MUR LAFFERTY: LYING IMPOSTOR WHO LIES. COMPLETE SHIT WRITER. LIKE, SERIOUSLY, YOU GUYS. YOU HAVE ALL BEEN FOOLED. 

And the people who reveal this, the ones who break the story and blow the whistle, they are going to be outraged and furious and come and take away your awards and erase your good reviews and go to the house of everyone who has purchased anything from you and tell them to demand their money back because you’re just not worth it. You’re giving these faceless people power over you, power to cancel your achievements, power to erase the fucking past. 

That’s a whole lot of power. And if someone had that kind of power, I’m pretty sure they wouldn’t go back in time to fuck up your (my) career. Come on, we have Hitlers to kill and stocks to short and famous people to hang out with before they become famous and we can say we Knew Them When.

So I want to remove that power from the imaginary faceless time traveling haters. And I’ll do so by the simple matter of confessing, removing the ammunition from their time travel hater gun.

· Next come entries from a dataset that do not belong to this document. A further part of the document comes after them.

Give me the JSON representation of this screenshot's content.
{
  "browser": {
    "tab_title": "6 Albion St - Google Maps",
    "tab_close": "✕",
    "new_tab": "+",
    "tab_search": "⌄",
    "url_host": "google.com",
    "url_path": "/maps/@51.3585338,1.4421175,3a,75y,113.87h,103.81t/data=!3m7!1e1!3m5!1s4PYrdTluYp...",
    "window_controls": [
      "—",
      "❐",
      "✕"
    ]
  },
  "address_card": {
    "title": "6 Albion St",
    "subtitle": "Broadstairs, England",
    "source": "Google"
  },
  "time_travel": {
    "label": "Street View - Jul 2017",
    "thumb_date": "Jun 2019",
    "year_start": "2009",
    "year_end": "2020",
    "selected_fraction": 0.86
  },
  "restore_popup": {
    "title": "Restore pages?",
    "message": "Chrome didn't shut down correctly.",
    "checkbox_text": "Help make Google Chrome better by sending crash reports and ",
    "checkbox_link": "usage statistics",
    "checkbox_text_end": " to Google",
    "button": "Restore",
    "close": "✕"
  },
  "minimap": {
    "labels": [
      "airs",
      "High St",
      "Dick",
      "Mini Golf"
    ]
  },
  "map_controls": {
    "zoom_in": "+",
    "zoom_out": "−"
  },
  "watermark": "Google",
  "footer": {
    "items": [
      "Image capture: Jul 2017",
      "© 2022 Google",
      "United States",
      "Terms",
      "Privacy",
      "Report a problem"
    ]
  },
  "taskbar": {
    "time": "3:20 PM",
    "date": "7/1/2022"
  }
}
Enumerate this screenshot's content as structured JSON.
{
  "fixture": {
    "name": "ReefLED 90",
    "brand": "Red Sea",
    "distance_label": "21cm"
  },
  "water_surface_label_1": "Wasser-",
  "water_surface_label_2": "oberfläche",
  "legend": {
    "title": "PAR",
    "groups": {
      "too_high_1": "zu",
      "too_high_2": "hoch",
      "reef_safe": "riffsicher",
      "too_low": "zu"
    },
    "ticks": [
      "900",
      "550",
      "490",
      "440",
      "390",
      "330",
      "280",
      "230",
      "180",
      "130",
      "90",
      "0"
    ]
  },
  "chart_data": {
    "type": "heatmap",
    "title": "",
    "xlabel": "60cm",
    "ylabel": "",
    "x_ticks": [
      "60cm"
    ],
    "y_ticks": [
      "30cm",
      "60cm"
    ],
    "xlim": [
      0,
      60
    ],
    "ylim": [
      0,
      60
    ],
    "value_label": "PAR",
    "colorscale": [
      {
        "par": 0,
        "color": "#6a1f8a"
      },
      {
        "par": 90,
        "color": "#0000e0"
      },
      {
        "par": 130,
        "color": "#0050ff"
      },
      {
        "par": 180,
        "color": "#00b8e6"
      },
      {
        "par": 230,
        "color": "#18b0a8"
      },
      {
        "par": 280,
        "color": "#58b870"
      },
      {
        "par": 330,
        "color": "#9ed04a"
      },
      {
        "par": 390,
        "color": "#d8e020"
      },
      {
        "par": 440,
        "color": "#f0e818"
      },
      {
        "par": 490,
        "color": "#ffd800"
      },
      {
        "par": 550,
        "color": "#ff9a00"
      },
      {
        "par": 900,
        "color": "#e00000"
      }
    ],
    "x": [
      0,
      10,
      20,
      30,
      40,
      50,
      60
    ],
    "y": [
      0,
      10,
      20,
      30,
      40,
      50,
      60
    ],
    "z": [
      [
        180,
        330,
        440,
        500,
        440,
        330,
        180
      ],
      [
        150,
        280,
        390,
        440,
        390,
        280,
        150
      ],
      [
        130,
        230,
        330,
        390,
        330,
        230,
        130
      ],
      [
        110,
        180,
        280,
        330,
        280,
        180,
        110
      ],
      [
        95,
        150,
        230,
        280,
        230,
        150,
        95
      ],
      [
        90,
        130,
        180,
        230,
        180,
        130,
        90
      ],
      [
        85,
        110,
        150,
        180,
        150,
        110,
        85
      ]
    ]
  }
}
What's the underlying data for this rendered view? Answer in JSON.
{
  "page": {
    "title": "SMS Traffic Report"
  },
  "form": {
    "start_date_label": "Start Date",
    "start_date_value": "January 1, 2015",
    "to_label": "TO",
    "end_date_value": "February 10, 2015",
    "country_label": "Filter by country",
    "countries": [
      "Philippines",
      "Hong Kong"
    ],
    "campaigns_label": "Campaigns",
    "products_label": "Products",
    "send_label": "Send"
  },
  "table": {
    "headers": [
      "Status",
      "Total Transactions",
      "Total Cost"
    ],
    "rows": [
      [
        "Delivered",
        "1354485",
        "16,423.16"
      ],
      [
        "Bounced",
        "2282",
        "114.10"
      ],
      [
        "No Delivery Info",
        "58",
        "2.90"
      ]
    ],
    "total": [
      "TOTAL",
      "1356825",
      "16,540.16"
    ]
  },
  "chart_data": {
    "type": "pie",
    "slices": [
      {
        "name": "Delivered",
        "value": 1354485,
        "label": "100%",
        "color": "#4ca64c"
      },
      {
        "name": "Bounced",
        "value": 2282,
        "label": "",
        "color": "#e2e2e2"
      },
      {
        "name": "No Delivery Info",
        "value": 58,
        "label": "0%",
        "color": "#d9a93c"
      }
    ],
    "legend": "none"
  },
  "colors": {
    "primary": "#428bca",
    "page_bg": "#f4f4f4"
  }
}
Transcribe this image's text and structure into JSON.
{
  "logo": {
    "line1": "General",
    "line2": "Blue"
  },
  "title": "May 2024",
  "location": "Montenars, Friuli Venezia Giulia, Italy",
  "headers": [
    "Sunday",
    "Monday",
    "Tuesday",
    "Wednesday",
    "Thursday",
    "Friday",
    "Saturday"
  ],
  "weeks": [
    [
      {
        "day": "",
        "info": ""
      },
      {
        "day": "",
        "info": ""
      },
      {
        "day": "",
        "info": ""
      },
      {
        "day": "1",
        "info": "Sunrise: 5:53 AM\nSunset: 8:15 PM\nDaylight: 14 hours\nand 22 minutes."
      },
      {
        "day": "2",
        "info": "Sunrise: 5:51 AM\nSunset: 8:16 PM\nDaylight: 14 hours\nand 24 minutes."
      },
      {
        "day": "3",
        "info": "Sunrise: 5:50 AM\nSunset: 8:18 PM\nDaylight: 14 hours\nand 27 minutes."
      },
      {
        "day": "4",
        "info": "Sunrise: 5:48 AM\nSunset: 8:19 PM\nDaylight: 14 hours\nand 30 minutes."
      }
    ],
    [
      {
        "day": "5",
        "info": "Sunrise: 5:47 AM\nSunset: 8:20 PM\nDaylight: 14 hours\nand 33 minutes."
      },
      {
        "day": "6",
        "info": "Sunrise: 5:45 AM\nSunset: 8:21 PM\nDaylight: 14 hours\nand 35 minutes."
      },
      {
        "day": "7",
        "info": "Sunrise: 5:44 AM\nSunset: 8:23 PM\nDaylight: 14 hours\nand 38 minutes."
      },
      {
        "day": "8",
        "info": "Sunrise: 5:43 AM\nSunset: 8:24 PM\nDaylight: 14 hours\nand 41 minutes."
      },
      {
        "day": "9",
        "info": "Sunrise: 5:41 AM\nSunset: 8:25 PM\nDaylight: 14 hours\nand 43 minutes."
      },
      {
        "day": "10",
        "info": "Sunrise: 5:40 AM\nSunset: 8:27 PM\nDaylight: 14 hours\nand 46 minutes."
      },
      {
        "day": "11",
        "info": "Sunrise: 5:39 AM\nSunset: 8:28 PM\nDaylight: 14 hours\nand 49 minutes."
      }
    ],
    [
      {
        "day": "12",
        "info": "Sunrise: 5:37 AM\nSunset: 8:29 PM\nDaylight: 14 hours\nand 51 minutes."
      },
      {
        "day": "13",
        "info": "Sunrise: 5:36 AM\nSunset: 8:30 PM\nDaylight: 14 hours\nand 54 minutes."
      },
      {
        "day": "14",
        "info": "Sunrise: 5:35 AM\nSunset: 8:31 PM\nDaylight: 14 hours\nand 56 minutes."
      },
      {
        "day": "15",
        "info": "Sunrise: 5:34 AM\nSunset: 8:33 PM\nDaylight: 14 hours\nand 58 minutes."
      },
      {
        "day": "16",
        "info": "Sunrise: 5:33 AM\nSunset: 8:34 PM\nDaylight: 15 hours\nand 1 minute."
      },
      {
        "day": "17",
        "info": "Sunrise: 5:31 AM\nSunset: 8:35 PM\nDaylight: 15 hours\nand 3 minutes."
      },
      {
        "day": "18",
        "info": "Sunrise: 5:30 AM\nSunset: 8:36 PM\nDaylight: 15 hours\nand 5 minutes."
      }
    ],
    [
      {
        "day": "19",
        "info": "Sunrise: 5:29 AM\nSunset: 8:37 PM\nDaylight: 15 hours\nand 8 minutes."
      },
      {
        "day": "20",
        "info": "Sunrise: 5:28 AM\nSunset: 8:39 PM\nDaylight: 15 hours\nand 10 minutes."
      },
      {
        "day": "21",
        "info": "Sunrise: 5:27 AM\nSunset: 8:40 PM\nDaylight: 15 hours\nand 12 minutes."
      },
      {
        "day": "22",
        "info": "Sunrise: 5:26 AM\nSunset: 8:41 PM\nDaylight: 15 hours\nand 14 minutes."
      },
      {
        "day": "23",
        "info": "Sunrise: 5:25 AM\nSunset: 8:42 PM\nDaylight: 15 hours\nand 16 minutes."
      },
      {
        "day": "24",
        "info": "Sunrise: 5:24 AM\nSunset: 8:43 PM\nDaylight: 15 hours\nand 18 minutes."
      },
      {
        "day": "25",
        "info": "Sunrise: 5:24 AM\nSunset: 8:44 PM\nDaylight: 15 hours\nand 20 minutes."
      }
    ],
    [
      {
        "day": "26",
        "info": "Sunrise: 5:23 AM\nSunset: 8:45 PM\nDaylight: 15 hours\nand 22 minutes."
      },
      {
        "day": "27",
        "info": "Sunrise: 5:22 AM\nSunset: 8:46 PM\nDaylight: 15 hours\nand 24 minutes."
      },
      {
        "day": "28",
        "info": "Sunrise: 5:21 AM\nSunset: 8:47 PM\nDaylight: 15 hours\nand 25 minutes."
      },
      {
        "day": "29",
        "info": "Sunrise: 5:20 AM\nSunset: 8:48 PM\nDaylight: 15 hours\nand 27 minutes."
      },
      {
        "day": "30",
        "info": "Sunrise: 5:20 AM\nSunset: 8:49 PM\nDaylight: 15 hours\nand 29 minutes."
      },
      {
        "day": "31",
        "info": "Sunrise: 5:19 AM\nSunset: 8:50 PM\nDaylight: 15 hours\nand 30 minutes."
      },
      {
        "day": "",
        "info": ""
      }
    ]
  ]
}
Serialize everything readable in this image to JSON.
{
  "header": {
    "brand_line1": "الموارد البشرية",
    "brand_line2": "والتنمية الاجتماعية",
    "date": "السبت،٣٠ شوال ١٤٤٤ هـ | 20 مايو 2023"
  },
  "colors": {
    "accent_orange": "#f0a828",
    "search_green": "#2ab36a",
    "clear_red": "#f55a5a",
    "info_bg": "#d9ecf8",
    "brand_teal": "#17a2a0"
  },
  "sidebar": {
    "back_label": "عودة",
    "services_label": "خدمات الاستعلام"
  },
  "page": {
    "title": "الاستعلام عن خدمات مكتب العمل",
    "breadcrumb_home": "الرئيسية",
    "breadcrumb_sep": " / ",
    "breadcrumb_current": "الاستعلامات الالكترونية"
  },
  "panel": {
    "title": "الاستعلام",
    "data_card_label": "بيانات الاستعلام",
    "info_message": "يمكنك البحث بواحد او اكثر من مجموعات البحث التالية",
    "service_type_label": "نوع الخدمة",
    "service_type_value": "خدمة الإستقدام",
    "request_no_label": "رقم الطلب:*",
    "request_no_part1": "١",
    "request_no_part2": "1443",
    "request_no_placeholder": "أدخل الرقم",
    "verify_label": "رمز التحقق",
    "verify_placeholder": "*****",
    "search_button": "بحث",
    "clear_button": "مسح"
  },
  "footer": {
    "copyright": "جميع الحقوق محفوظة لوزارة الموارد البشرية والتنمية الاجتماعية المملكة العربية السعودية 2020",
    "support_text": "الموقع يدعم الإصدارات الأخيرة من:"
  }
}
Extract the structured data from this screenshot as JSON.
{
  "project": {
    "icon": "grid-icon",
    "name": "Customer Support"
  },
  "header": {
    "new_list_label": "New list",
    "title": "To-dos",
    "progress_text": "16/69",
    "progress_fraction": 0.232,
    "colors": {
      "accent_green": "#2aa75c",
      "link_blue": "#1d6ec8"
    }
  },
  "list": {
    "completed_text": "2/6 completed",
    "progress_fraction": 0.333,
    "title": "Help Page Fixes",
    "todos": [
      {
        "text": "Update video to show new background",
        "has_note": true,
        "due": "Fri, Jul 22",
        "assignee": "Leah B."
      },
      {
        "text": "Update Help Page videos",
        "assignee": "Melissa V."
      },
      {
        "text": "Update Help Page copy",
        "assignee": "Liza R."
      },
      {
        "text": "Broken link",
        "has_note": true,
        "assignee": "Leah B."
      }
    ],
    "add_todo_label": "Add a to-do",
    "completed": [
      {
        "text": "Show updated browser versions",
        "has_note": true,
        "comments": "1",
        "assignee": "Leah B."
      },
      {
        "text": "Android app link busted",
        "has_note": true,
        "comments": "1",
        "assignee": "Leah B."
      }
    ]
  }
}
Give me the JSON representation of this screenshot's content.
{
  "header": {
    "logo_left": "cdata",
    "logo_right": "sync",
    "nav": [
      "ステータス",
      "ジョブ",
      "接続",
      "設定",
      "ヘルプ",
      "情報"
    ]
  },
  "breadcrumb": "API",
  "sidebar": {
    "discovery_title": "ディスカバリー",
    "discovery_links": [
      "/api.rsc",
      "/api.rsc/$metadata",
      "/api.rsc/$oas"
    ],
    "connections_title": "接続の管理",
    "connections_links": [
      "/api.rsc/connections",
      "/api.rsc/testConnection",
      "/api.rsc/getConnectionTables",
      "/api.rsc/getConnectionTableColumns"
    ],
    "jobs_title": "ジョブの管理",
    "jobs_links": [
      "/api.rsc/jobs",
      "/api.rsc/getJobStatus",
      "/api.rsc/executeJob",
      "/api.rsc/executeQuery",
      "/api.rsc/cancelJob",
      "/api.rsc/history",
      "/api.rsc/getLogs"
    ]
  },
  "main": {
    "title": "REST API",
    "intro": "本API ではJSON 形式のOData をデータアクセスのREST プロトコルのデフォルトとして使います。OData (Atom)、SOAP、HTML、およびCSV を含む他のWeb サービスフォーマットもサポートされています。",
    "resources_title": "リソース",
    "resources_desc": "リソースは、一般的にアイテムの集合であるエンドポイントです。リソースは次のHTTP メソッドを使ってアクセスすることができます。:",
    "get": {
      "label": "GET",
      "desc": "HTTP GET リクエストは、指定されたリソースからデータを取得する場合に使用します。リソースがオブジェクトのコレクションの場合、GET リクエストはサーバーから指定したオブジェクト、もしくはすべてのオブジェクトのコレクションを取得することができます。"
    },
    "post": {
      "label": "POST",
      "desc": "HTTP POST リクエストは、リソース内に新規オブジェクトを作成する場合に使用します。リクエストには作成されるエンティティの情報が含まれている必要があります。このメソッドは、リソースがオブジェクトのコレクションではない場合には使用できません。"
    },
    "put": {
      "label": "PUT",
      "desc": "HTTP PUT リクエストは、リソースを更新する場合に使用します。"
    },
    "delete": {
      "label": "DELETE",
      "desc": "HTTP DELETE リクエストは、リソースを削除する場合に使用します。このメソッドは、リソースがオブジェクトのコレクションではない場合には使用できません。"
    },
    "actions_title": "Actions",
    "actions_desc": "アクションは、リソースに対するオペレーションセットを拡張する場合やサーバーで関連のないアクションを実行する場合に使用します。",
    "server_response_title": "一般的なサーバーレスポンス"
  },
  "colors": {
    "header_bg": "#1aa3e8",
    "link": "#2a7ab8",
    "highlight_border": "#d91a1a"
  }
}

  • I don’t know what I’m doing. I write silly or weird shit. People sometimes like it.
  • Sometimes when good things happen to me, I’m so confused about it-how did THAT happen?-that I don’t immediately have what most people consider the proper response. And if something good happens, but not what I expect/want, it’s even harder to process.
  • I have an ambitious indie project I want to do this year. It is scaring the shit out of me. It scares me because I’m afraid that I will get shell shocked by attention, depressed by lack of attention, or delayed because of other projects, and quit in the middle. (it’s serial fiction, can’t write it all and then release it because of reasons and baseball.)
  • Sometimes when I actually think about the fact that people are actually listening to my podcast, I get panicky and my mind goes blank and I can think of absolutely nothing to say. This causes podcast delays.
  • I have written fanfic about a video game. This makes me feel delicious that I have gotten away with something, and worried I am unoriginal.
  • I secretly feel like the vehicle that is my career is a stuttering, choking, rusty jalopy while every one of my peers is driving a sports car. Logically, I know this is untrue. We all struggle. Emotionally, I’m a pig in the mud and everyone else is a soaring hawk.

I’m sure there are more, but I have things to do. I have a 2015 writing schedule to make up and a freelance project to finish. I have fears to get over and time machines to break.